Saturday, October 27, 2012

California gas prices will rise



        Based on recent news on CBS dated on 5th October 2012, the gas prices in California will rise. It has been said to be a price spike which will soon go down again due to temporary reduction in supply. According to a woman from a simple family with simple income, the price rise has started to cost them a lot of money because of her husband’s job that requires him to drive a certain distance to and back from work every day. According to the Law of Demand, when the price of a good goes up, the quantity demanded for the good will decrease. In time, a price rise of gas like this will definitely decrease the quantity demanded for gas in California.
Gas as the main source of energy for vehicles is widely used in every country around the world. The down side about it is that gas is one of the many limited resources found in the world. The fact that gas is a limited resource has been causing the price to rise in this world which has a population that keeps on growing. The current price of gas is significantly higher than the price compared to ten years ago. To some people, it has become too costly to drive a car or even us public transport because an increment in price of gas means increment of bus fares and taxi fares. At this point, the government plays an important role, when the price is unaffordable, the government can implement a reasonable price cap that can satisfy both the suppliers and consumers or they can subsidize a certain amount from the actual cost. This could help the lower class and enable most of them to use public transports again. 
Despite the fact that the price keeps on rising, the gas industry is still growing every single day. The reason for the ever growing gas industry is due to the inelastic demand. This shows that the percentage change in the quantity demanded is less than the percentage change in price. Gas is still considered as a basic need, when the price increases it is not logical for people to stop using vehicles because they have spent the money on it and there is no cheaper way to travel the distance required with the use of gas. This causes a substitution to occur people started looking for alternative energy for vehicles. The use hybrid cars are getting more and more common in the recent years.

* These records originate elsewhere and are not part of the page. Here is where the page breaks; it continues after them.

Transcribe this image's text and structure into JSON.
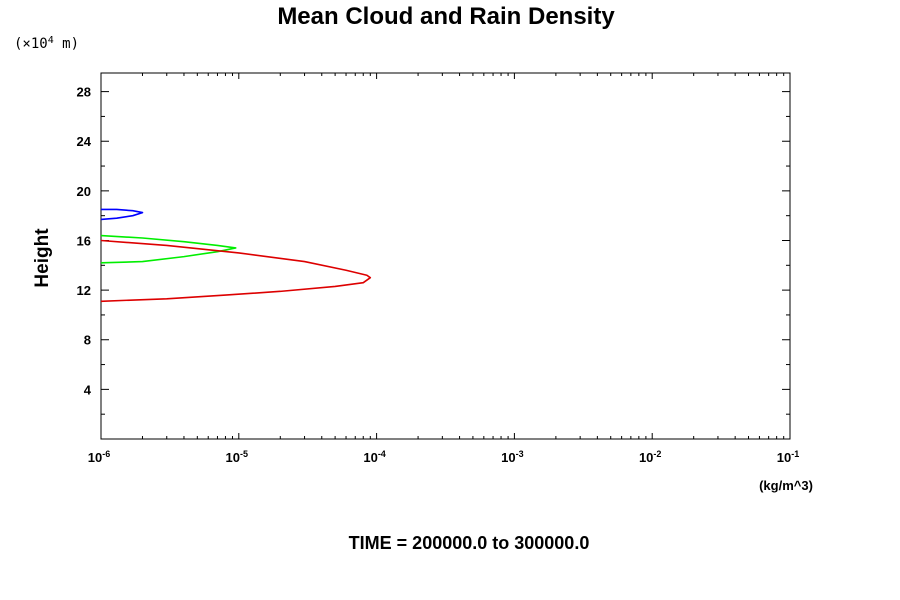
{
  "chart_data": {
    "type": "line",
    "title": "Mean Cloud and Rain Density",
    "y_scale_note_prefix": "(×10",
    "y_scale_note_exp": "4",
    "y_scale_note_suffix": " m)",
    "ylabel": "Height",
    "xunit": "(kg/m^3)",
    "footer": "TIME = 200000.0 to 300000.0",
    "x_scale": "log",
    "xlim": [
      1e-06,
      0.1
    ],
    "ylim": [
      0,
      29.5
    ],
    "x_ticks": [
      {
        "base": "10",
        "exp": "-6",
        "value": 1e-06
      },
      {
        "base": "10",
        "exp": "-5",
        "value": 1e-05
      },
      {
        "base": "10",
        "exp": "-4",
        "value": 0.0001
      },
      {
        "base": "10",
        "exp": "-3",
        "value": 0.001
      },
      {
        "base": "10",
        "exp": "-2",
        "value": 0.01
      },
      {
        "base": "10",
        "exp": "-1",
        "value": 0.1
      }
    ],
    "y_ticks": [
      "4",
      "8",
      "12",
      "16",
      "20",
      "24",
      "28"
    ],
    "grid": false,
    "series": [
      {
        "color": "#0000ff",
        "points": [
          [
            1e-06,
            18.5
          ],
          [
            1.3e-06,
            18.5
          ],
          [
            1.7e-06,
            18.4
          ],
          [
            2e-06,
            18.25
          ],
          [
            1.7e-06,
            18.0
          ],
          [
            1.3e-06,
            17.8
          ],
          [
            1e-06,
            17.7
          ]
        ]
      },
      {
        "color": "#00ee00",
        "points": [
          [
            1e-06,
            16.4
          ],
          [
            2e-06,
            16.2
          ],
          [
            4e-06,
            15.9
          ],
          [
            7e-06,
            15.6
          ],
          [
            9.5e-06,
            15.4
          ],
          [
            7e-06,
            15.1
          ],
          [
            4e-06,
            14.7
          ],
          [
            2e-06,
            14.3
          ],
          [
            1e-06,
            14.2
          ]
        ]
      },
      {
        "color": "#dd0000",
        "points": [
          [
            1e-06,
            16.0
          ],
          [
            3e-06,
            15.6
          ],
          [
            1e-05,
            15.0
          ],
          [
            3e-05,
            14.3
          ],
          [
            6e-05,
            13.6
          ],
          [
            8.5e-05,
            13.2
          ],
          [
            9e-05,
            13.0
          ],
          [
            8e-05,
            12.6
          ],
          [
            5e-05,
            12.3
          ],
          [
            2e-05,
            11.9
          ],
          [
            8e-06,
            11.6
          ],
          [
            3e-06,
            11.3
          ],
          [
            1e-06,
            11.1
          ]
        ]
      }
    ]
  }
}
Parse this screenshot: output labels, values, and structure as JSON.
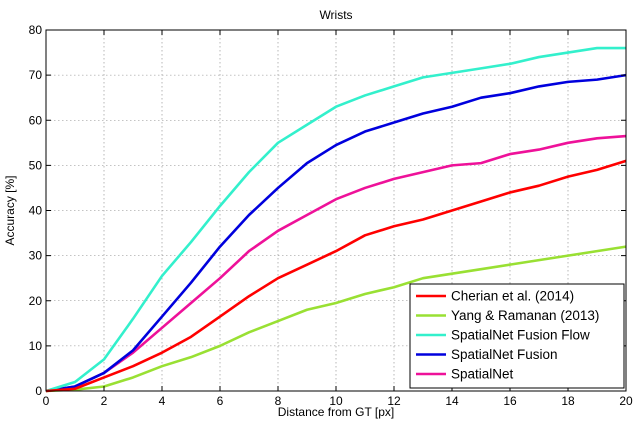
{
  "chart_data": {
    "type": "line",
    "title": "Wrists",
    "xlabel": "Distance from GT [px]",
    "ylabel": "Accuracy [%]",
    "xlim": [
      0,
      20
    ],
    "ylim": [
      0,
      80
    ],
    "xticks": [
      0,
      2,
      4,
      6,
      8,
      10,
      12,
      14,
      16,
      18,
      20
    ],
    "yticks": [
      0,
      10,
      20,
      30,
      40,
      50,
      60,
      70,
      80
    ],
    "grid": true,
    "legend_position": "bottom-right",
    "x": [
      0,
      1,
      2,
      3,
      4,
      5,
      6,
      7,
      8,
      9,
      10,
      11,
      12,
      13,
      14,
      15,
      16,
      17,
      18,
      19,
      20
    ],
    "series": [
      {
        "name": "Cherian et al. (2014)",
        "color": "#ff0000",
        "values": [
          0,
          0.5,
          3,
          5.5,
          8.5,
          12,
          16.5,
          21,
          25,
          28,
          31,
          34.5,
          36.5,
          38,
          40,
          42,
          44,
          45.5,
          47.5,
          49,
          51
        ]
      },
      {
        "name": "Yang & Ramanan (2013)",
        "color": "#99e033",
        "values": [
          0,
          0.3,
          1,
          3,
          5.5,
          7.5,
          10,
          13,
          15.5,
          18,
          19.5,
          21.5,
          23,
          25,
          26,
          27,
          28,
          29,
          30,
          31,
          32
        ]
      },
      {
        "name": "SpatialNet Fusion Flow",
        "color": "#33f0cc",
        "values": [
          0,
          2,
          7,
          16,
          25.5,
          33,
          41,
          48.5,
          55,
          59,
          63,
          65.5,
          67.5,
          69.5,
          70.5,
          71.5,
          72.5,
          74,
          75,
          76,
          76
        ]
      },
      {
        "name": "SpatialNet Fusion",
        "color": "#0000dd",
        "values": [
          0,
          1,
          4,
          9,
          16.5,
          24,
          32,
          39,
          45,
          50.5,
          54.5,
          57.5,
          59.5,
          61.5,
          63,
          65,
          66,
          67.5,
          68.5,
          69,
          70
        ]
      },
      {
        "name": "SpatialNet",
        "color": "#ee1199",
        "values": [
          0,
          1,
          4,
          8.5,
          14,
          19.5,
          25,
          31,
          35.5,
          39,
          42.5,
          45,
          47,
          48.5,
          50,
          50.5,
          52.5,
          53.5,
          55,
          56,
          56.5
        ]
      }
    ]
  }
}
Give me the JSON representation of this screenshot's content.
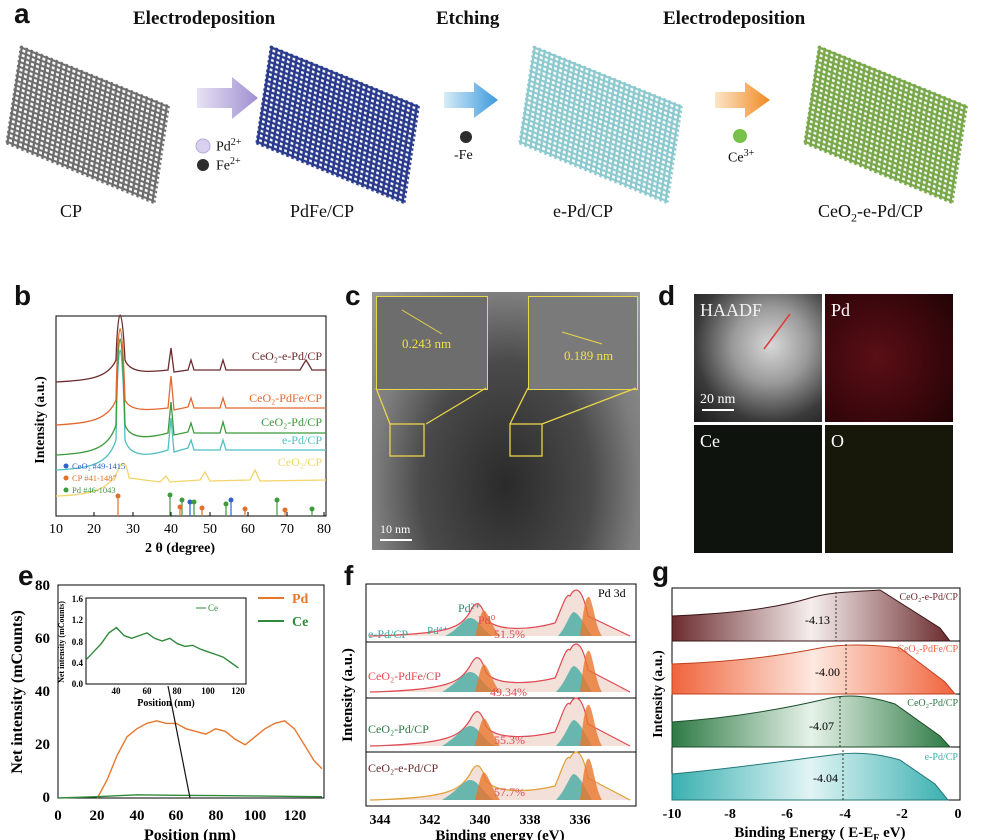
{
  "panel_a": {
    "letter": "a",
    "steps": [
      "Electrodeposition",
      "Etching",
      "Electrodeposition"
    ],
    "species_1": [
      "Pd",
      "2+",
      "Fe",
      "2+"
    ],
    "species_2": [
      "-Fe"
    ],
    "species_3": [
      "Ce",
      "3+"
    ],
    "captions": [
      "CP",
      "PdFe/CP",
      "e-Pd/CP",
      "CeO",
      "2",
      "-e-Pd/CP"
    ],
    "colors": {
      "cp": "#6d6d6d",
      "pdfe": "#2a3a8c",
      "epd": "#8cc9cf",
      "ceo2": "#79a84a"
    }
  },
  "panel_b": {
    "letter": "b",
    "ylabel": "Intensity (a.u.)",
    "xlabel": "2 θ (degree)",
    "ref_legend": [
      {
        "text": "CeO₂ #49-1415",
        "color": "#2e63c9"
      },
      {
        "text": "CP   #41-1487",
        "color": "#e0702b"
      },
      {
        "text": "Pd   #46-1043",
        "color": "#3d9a3d"
      }
    ],
    "curve_labels": [
      "CeO₂-e-Pd/CP",
      "CeO₂-PdFe/CP",
      "CeO₂-Pd/CP",
      "e-Pd/CP",
      "CeO₂/CP"
    ],
    "ticks": [
      "10",
      "20",
      "30",
      "40",
      "50",
      "60",
      "70",
      "80"
    ]
  },
  "panel_c": {
    "letter": "c",
    "d1": "0.243 nm",
    "d2": "0.189 nm",
    "scale": "10 nm"
  },
  "panel_d": {
    "letter": "d",
    "labels": [
      "HAADF",
      "Pd",
      "Ce",
      "O"
    ],
    "scale": "20 nm"
  },
  "panel_e": {
    "letter": "e",
    "ylabel": "Net intensity (mCounts)",
    "xlabel": "Position (nm)",
    "legend": [
      "Pd",
      "Ce"
    ],
    "inset_ylabel": "Net intensity (mCounts)",
    "inset_xlabel": "Position (nm)",
    "inset_legend": "Ce",
    "yticks": [
      "0",
      "20",
      "40",
      "60",
      "80"
    ],
    "xticks": [
      "0",
      "20",
      "40",
      "60",
      "80",
      "100",
      "120"
    ],
    "inset_yticks": [
      "0.0",
      "0.4",
      "0.8",
      "1.2",
      "1.6"
    ],
    "inset_xticks": [
      "40",
      "60",
      "80",
      "100",
      "120"
    ]
  },
  "panel_f": {
    "letter": "f",
    "ylabel": "Intensity (a.u.)",
    "xlabel": "Binding energy (eV)",
    "title_pd3d": "Pd 3d",
    "species": [
      "Pd²⁺",
      "Pd⁴⁺",
      "Pd⁰"
    ],
    "rows": [
      {
        "label": "e-Pd/CP",
        "pct": "51.5%"
      },
      {
        "label": "CeO₂-PdFe/CP",
        "pct": "49.34%"
      },
      {
        "label": "CeO₂-Pd/CP",
        "pct": "55.3%"
      },
      {
        "label": "CeO₂-e-Pd/CP",
        "pct": "57.7%"
      }
    ],
    "xticks": [
      "344",
      "342",
      "340",
      "338",
      "336"
    ]
  },
  "panel_g": {
    "letter": "g",
    "ylabel": "Intensity (a.u.)",
    "xlabel": "Binding Energy ( E-E",
    "xlabel_sub": "F",
    "xlabel_end": " eV)",
    "rows": [
      {
        "label": "CeO₂-e-Pd/CP",
        "value": "-4.13",
        "color": "#6b2b2e"
      },
      {
        "label": "CeO₂-PdFe/CP",
        "value": "-4.00",
        "color": "#f0643c"
      },
      {
        "label": "CeO₂-Pd/CP",
        "value": "-4.07",
        "color": "#2e7a45"
      },
      {
        "label": "e-Pd/CP",
        "value": "-4.04",
        "color": "#3ab0b0"
      }
    ],
    "xticks": [
      "-10",
      "-8",
      "-6",
      "-4",
      "-2",
      "0"
    ]
  },
  "chart_data": [
    {
      "type": "line",
      "panel": "e",
      "xlabel": "Position (nm)",
      "ylabel": "Net intensity (mCounts)",
      "xlim": [
        0,
        135
      ],
      "ylim": [
        0,
        80
      ],
      "series": [
        {
          "name": "Pd",
          "color": "#e8772e",
          "x": [
            20,
            25,
            30,
            35,
            40,
            45,
            50,
            55,
            60,
            65,
            70,
            75,
            80,
            85,
            90,
            95,
            100,
            105,
            110,
            115,
            120,
            125,
            130,
            134
          ],
          "y": [
            0,
            7,
            16,
            23,
            26,
            28,
            29,
            28,
            28,
            26,
            25,
            24,
            26,
            25,
            22,
            20,
            23,
            26,
            28,
            29,
            26,
            20,
            14,
            11
          ]
        },
        {
          "name": "Ce",
          "color": "#2f8a3c",
          "x": [
            0,
            20,
            40,
            60,
            80,
            100,
            120,
            134
          ],
          "y": [
            0,
            0.5,
            1.2,
            1.0,
            0.9,
            0.8,
            0.6,
            0.5
          ]
        }
      ]
    },
    {
      "type": "line",
      "panel": "e-inset",
      "xlabel": "Position (nm)",
      "ylabel": "Net intensity (mCounts)",
      "xlim": [
        30,
        135
      ],
      "ylim": [
        0,
        1.6
      ],
      "series": [
        {
          "name": "Ce",
          "color": "#2f8a3c",
          "x": [
            30,
            35,
            40,
            45,
            50,
            55,
            60,
            65,
            70,
            75,
            80,
            85,
            90,
            95,
            100,
            105,
            110,
            115,
            120,
            125,
            130
          ],
          "y": [
            0.45,
            0.6,
            0.75,
            0.95,
            1.05,
            0.9,
            0.85,
            0.9,
            0.95,
            0.85,
            0.8,
            0.85,
            0.75,
            0.7,
            0.72,
            0.65,
            0.6,
            0.55,
            0.5,
            0.4,
            0.3
          ]
        }
      ]
    }
  ]
}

Hybrid cars use a mix of two sources to provide energy, as an example the Honda Insight which uses electric and gas was invented to lower the consumption of gas, this makes travelling more cost and fuel efficient. This substitution effect has directly decreased the demand of gas. The factors that influence the elasticity of demand of gas are the closeness of substitutes, the time elapsed since the price change and the proportion of income spent on the good. The degree of substitutability depends on how narrowly we define a good. Evidently, a substitute for gas is available and considered quite affordable for people with normal income. This explains the increasing usage of hybrid cars around the world. The longer the time elapsed since a price change, the more elastic is the demand. When the price of gas has just been raised, there will be no significant changes in a short period. Gradually, as the stability of other source of energy for vehicles increase, more and more people will stop using gas thus, decreasing the demand. The greater the proportion of income spent on a good, the more elastic is the demand for it. Since the proportion of income spent on gas is increasing, many people are trying to find a way out.
In response to the price rise of gas, people are also encouraging the practise of carpooling while others try travel by bicycle more for a reasonable amount of distance. For a group travelling in the same car to the same destination can reduce the usage of gas by a significant amount. Based on the news on California price rise, it has been reported that there are gas stations outside the state that are selling gas at a much lower rate. Logically, consumers who are not too far away will attempt to purchase gas from there increasing the quantity demanded for the particular gas station. Again, this can be related to the Law of Demand, when the quantity demanded increases, the price will eventually increase. Furthermore, the news has also reported that some of the gas stations have shut down after running out of gas. They have chosen to not to take the risk of buying gas at soaring prices knowing that the price rise is most probably temporary. This is to prevent having overpriced gas when the price of gas has dropped, if that happens the gas station would be forced to sell the gas at a price lower than the price they purchased it for, this would mean giving a consumer surplus.
The price spike of gas such as this in California would have a bad impact on the gas industry as well as the government. In order to prevent such occurrence in the future, the government should further investigate the supplier of gas in California. As an example, the government should review the production efficiency of the refineries in California making sure they are not paying more salary necessary to produce the specified amount of gas. For a refinery, it is important to make sure the staffs are not misallocated, staffs hired are supposedly carrying out the duty they are good at and not causing inefficiency.